3. An example of ordinal level data is $\underline{\hspace{1in}}$.

4. For ratio level data that is distributed symmetrically, we use the $\underline{\hspace{1in}}$ for the measure of center and the $\underline{\hspace{1in}}$ to measure variation.

5. For ordinal level data, we usually use the $\underline{\hspace{1in}}$ for the measure of center and the $\underline{\hspace{1in}}$ to measure variation.

6. For nominal level data, use the $\underline{\hspace{1in}}$ for the measure of center.

1. nominal
2. interval
4. mean; variance or standard deviation
5. median; interquartile range (IQR)
6. mode
4. Explain the difference between an observational study and an experiment.

In an experiment, we apply some treatment to the subjects of the study and observe the results. In an observational study, we only observe characteristics present in the subjects -- we never treat/modify the subjects in any way.

5. Describe an example from history where a sample may not have been random. Discuss the problem with the sampling and describe the consequences.

(answers vary) good examples include Literary Digest (1936), Chicago Tribune (1948), and Draft Lottery (1970).

6. A middle school principal wants to sample 30 of his students, where each grade (6 through 8) and gender is equally represented in the sample. Describe how he might generate this sample. Assume he has access to records of all the students enrolled at the school. What type of sampling is this?

This is stratified sampling. Use school records to randomly choose 5 each of the 6 categories: 6th grade male, 7th grade male, 8th grade male, 6th grade female, 7th grade female, and 8th grade female.

7. Cholesterol levels in men of a certain age follow a normal distribution with mean $178.1$ mg/100 mL and standard deviation $40.7$ mg/100 mL.

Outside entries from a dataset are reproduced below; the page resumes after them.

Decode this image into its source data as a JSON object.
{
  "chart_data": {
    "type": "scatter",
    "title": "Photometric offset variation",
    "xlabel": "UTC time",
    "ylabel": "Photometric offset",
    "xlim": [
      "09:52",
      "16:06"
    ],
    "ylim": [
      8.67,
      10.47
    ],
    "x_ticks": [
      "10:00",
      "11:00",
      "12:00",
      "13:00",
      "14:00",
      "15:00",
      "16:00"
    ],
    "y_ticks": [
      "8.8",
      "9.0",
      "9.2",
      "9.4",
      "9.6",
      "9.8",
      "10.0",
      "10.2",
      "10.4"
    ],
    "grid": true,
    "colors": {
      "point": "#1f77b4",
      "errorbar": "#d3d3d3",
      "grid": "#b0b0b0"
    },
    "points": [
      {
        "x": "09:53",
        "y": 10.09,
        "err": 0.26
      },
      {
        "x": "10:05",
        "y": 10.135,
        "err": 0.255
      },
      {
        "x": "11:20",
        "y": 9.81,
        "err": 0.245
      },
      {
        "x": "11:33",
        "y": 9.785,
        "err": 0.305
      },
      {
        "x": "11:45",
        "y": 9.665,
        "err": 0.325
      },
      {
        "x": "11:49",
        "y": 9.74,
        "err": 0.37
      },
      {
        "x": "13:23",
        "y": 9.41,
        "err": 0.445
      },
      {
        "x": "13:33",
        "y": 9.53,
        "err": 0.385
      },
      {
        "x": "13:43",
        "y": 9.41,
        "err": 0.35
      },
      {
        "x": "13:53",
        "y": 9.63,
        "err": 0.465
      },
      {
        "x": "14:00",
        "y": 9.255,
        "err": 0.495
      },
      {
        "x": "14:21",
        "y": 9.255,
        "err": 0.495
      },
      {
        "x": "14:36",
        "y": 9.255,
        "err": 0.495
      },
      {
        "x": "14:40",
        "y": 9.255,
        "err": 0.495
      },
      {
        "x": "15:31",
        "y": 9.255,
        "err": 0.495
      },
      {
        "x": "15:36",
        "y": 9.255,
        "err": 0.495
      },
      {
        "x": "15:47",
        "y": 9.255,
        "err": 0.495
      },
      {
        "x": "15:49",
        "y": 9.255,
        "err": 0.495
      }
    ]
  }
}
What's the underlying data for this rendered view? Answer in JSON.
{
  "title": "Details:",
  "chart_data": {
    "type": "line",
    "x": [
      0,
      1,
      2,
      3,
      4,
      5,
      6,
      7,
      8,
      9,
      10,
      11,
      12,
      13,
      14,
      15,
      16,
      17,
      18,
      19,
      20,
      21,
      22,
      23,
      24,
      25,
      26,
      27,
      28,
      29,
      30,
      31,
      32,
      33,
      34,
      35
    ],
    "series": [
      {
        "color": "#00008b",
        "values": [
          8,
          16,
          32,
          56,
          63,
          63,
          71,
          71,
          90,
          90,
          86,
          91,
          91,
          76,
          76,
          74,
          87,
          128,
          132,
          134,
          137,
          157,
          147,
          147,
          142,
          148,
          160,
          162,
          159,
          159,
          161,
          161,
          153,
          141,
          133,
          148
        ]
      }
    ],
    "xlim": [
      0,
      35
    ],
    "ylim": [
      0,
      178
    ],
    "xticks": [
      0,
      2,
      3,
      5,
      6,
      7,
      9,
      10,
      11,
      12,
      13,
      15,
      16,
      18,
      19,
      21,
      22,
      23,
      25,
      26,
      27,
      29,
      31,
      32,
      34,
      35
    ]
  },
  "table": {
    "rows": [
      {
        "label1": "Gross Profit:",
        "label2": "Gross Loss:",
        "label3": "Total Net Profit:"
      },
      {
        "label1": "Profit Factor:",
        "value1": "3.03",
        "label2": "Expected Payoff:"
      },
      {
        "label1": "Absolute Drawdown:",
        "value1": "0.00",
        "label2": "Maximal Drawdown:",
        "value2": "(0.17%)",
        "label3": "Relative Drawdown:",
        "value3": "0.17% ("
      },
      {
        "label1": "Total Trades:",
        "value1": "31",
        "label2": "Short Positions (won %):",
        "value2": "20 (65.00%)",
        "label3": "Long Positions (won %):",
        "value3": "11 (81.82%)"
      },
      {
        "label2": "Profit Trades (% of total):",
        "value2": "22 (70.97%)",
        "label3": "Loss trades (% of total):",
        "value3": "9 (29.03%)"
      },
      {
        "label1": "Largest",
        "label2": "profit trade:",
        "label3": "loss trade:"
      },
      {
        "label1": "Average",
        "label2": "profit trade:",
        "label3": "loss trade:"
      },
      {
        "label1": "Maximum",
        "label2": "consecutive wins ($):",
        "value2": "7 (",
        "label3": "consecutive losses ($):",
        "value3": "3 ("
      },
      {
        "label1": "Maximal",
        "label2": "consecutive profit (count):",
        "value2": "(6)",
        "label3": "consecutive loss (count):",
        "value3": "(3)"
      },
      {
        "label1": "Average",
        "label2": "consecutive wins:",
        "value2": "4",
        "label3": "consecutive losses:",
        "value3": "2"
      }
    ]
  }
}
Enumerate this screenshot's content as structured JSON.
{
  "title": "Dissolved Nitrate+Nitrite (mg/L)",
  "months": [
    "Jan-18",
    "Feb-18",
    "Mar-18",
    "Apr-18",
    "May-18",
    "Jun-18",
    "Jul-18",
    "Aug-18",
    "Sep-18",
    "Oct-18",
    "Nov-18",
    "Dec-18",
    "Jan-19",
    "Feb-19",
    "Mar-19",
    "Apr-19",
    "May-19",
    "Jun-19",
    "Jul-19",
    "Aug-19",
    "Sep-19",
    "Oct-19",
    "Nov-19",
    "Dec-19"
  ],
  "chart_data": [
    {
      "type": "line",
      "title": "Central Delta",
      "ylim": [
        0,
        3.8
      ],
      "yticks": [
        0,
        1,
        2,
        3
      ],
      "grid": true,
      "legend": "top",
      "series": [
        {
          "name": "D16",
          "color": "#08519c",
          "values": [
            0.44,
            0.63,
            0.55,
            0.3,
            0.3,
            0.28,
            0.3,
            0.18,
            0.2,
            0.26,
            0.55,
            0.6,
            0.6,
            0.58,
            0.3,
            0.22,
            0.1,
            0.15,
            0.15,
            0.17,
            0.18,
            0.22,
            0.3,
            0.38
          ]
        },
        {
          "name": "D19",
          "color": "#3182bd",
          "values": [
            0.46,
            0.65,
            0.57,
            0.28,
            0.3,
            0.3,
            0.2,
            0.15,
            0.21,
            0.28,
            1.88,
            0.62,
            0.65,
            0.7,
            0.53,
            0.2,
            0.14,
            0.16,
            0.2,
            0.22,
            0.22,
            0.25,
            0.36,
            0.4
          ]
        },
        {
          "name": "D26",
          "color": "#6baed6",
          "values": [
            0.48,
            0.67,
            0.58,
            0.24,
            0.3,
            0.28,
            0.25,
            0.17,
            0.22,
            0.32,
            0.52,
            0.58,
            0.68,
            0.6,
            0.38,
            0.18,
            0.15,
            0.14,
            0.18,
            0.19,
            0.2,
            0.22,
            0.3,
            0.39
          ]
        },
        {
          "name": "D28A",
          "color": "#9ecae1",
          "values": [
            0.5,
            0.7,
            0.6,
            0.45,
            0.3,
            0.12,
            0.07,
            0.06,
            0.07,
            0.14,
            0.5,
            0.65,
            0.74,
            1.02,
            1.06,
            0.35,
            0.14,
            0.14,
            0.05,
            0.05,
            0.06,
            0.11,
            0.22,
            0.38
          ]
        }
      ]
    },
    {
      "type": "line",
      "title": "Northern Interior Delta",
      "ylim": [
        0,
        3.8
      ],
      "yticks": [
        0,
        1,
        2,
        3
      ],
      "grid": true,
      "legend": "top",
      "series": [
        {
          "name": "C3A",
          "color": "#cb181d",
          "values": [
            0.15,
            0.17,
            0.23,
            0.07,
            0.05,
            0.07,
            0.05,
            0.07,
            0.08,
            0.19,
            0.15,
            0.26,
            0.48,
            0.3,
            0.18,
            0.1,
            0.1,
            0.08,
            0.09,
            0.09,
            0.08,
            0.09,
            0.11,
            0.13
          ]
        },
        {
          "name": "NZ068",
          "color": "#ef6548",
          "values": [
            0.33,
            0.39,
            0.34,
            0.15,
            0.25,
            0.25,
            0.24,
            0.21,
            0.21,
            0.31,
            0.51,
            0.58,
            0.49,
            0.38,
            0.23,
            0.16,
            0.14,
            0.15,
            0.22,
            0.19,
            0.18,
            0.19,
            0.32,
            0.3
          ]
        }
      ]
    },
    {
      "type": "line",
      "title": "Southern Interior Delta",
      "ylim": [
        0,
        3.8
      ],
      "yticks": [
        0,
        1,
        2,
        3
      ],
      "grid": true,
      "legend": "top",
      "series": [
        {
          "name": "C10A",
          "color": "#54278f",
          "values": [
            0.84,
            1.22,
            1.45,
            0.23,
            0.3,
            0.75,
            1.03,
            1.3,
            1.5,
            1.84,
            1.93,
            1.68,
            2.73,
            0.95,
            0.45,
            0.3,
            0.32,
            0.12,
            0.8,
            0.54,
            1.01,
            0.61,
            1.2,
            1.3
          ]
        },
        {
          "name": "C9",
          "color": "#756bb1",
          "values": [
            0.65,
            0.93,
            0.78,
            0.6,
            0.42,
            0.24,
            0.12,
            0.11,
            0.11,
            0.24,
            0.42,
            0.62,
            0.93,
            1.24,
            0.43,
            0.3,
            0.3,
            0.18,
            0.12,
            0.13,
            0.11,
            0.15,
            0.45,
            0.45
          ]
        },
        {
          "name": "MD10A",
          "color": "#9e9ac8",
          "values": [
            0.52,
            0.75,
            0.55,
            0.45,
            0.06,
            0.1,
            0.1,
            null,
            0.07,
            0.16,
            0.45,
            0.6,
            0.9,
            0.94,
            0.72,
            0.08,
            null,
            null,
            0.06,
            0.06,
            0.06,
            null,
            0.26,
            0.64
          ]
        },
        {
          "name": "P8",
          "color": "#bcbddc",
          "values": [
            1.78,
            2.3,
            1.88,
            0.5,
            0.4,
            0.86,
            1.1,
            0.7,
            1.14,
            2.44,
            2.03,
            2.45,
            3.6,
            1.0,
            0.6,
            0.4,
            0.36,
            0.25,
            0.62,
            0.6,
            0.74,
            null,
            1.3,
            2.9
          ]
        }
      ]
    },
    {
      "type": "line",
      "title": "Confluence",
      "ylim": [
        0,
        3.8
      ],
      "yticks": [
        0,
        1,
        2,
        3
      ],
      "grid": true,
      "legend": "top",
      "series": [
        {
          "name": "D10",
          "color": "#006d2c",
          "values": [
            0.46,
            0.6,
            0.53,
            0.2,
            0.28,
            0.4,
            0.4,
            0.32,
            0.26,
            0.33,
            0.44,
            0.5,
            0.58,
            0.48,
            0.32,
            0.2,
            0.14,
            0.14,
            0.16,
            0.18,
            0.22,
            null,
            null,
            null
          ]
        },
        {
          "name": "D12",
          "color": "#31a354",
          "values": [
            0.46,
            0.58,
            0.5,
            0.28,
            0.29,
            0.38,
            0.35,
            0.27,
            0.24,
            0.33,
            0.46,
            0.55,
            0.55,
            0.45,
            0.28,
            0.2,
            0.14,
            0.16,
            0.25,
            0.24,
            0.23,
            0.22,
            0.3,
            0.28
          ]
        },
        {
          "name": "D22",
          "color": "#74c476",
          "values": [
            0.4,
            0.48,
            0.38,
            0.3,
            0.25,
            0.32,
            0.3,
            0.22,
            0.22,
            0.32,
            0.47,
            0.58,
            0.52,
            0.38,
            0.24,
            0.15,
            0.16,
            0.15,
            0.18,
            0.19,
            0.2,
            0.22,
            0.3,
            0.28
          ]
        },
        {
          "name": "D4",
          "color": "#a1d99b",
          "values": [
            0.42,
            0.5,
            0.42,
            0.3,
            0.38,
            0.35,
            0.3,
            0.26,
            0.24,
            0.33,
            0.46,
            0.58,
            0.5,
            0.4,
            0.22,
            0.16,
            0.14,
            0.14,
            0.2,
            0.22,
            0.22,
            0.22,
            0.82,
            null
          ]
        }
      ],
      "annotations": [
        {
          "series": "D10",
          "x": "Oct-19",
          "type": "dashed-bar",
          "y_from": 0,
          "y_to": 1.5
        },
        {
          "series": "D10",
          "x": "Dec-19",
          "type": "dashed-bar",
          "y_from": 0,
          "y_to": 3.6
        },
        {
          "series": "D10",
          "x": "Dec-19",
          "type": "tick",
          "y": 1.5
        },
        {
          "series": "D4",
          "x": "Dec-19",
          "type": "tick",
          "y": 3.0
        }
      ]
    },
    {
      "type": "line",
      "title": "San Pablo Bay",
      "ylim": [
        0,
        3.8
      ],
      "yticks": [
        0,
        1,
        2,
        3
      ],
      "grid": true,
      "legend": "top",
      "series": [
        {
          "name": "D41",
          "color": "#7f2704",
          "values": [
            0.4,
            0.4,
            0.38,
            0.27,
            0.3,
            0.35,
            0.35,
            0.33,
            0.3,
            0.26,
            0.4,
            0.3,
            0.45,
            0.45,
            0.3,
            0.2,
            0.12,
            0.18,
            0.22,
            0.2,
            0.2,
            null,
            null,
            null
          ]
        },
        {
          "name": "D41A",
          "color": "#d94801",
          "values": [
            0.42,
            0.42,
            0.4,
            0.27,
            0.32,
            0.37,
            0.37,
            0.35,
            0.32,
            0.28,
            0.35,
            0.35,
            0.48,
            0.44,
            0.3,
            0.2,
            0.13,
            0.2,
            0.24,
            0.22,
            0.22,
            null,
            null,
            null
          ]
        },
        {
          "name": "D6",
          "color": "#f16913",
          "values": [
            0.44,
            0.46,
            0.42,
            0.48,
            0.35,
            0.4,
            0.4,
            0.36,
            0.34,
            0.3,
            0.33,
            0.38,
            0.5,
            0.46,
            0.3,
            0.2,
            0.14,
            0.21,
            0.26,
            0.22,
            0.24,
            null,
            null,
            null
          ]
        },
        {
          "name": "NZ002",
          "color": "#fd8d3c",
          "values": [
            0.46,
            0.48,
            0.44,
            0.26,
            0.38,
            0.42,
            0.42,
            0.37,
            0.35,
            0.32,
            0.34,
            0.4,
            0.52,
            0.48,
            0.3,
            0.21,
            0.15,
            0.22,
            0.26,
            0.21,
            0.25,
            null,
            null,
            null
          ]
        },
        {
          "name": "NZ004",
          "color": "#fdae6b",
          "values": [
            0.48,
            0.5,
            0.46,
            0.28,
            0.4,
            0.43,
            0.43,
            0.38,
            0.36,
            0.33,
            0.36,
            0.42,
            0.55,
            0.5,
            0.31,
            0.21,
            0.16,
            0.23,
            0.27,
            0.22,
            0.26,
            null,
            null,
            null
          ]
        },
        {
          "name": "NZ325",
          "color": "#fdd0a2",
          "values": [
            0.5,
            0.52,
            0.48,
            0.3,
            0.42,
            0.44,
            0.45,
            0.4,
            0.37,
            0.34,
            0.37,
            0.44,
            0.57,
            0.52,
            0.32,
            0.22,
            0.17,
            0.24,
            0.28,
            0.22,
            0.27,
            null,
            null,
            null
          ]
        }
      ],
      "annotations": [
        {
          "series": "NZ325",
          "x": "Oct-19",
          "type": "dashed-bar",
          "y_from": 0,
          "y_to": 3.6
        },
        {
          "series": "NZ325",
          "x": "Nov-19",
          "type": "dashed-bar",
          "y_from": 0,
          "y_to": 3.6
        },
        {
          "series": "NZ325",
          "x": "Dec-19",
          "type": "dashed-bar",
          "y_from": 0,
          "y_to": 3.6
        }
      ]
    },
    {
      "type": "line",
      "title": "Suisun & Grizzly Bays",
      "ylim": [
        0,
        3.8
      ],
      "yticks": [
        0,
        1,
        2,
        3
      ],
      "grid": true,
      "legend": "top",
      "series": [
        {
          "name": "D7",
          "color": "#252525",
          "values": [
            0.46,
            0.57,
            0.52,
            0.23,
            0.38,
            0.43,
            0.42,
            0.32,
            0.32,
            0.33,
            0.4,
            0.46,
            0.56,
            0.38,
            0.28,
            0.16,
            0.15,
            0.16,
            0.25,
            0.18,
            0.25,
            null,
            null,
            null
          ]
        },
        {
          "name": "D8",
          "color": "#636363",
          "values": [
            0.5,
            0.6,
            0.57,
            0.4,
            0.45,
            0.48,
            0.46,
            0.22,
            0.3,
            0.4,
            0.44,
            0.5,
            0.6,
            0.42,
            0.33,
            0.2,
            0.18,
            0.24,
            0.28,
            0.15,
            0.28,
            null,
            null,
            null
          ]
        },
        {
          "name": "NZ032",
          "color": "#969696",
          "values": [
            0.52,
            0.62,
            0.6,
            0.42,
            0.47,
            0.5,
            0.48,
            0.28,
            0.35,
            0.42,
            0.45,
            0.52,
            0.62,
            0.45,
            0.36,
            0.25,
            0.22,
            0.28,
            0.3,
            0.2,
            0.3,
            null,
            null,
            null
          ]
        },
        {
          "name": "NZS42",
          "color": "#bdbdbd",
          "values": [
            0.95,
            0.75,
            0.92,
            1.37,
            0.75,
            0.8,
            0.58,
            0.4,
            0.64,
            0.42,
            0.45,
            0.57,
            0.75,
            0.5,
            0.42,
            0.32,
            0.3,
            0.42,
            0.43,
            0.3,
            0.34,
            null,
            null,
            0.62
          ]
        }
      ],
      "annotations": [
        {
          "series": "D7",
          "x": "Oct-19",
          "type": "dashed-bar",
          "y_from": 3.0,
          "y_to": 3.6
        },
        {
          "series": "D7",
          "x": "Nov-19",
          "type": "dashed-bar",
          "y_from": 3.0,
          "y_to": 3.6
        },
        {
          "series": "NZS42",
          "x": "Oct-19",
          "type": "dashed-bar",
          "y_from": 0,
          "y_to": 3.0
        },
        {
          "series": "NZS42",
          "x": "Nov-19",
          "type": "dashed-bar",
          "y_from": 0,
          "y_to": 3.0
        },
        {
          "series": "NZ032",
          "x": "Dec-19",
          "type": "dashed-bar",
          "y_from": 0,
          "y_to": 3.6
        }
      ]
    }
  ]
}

1. For this population, find the probability that a randomly selected man has a cholesterol level greater than $260$

2. For this population, find the probability that a randomly selected man has a cholesterol level between $170$ and $200$

3. Find the probability that the average cholesterol level of 9 randomly selected men from this population is between $170$ and $200$

4. The highest 3% of cholesterol levels (but no more than that) are above what cholesterol level?

1. $\displaystyle{z_{260} = \frac{260 - 178.1}{40.7} \doteq 2.012}$, so we find $P(z_{260} \gt 2.012) \doteq 0.0221$

2. $z_{170} \doteq -0.1990$ and $z_{200} \doteq 0.5381$, so we find $P(-0.1990 \lt z \lt 0.5381) \doteq 0.2836$

3. Central Limit Theorem applies with $n=9$. $\mu = 178.1$, while $\sigma = \displaystyle{\frac{40.7}{\sqrt{9}} \doteq 13.5667}$. So $z_{170} \doteq -0.5971$ and $z_{200} \doteq 1.6222$. Hence, we find $$P(-0.5971 \lt z \lt 1.6222) \doteq 0.6724$$

4. We need the $z$-score with $0.03$ in area to its right, which is approximately $1.8808$. So the value we seek is this many standard deviations above the mean. Hence, the cholesterol level we want is $x = 178.1 + 1.8808 \cdot 40.7 \doteq 254.6486$

8. Find the indicated $z$-scores:

1. one where there is $0.67$ in area to its left

2. one where there is $0.996$ in area to its right

1. $0.4399$
2. $-2.6521$

9. Men's weights follow a normal distribution with a mean of 172 pounds and a standard deviation of 29 pounds.

1. What is the probability that a randomly selected man carrying a 20 lb bag collectively weighs more than 195 lbs.

2. If an airplane is full of 213 men (and no women or children), each with a 20 lb bag, what is the probability that the total weight is greater than 41535 lbs (the weight limit for the airplane)?

1. With the bag the mean weight is $\mu = 192$. The standard deviation remains the same. $z_{195} \doteq 0.1034$. So $P(z \gt 0.1034) \doteq 0.4588$

2. If the total weight is 41535 lbs, the average weight of the 213 men is 195 lbs. Central limit theorem applies. $\mu = 192$, $\displaystyle{\sigma = \frac{29}{\sqrt{213}} \doteq 1.9870}$. Thus $z_{195} = 2.1282$. So the probability of exceeding the weight limit is $P(z \gt 2.1282) \doteq 0.0167$.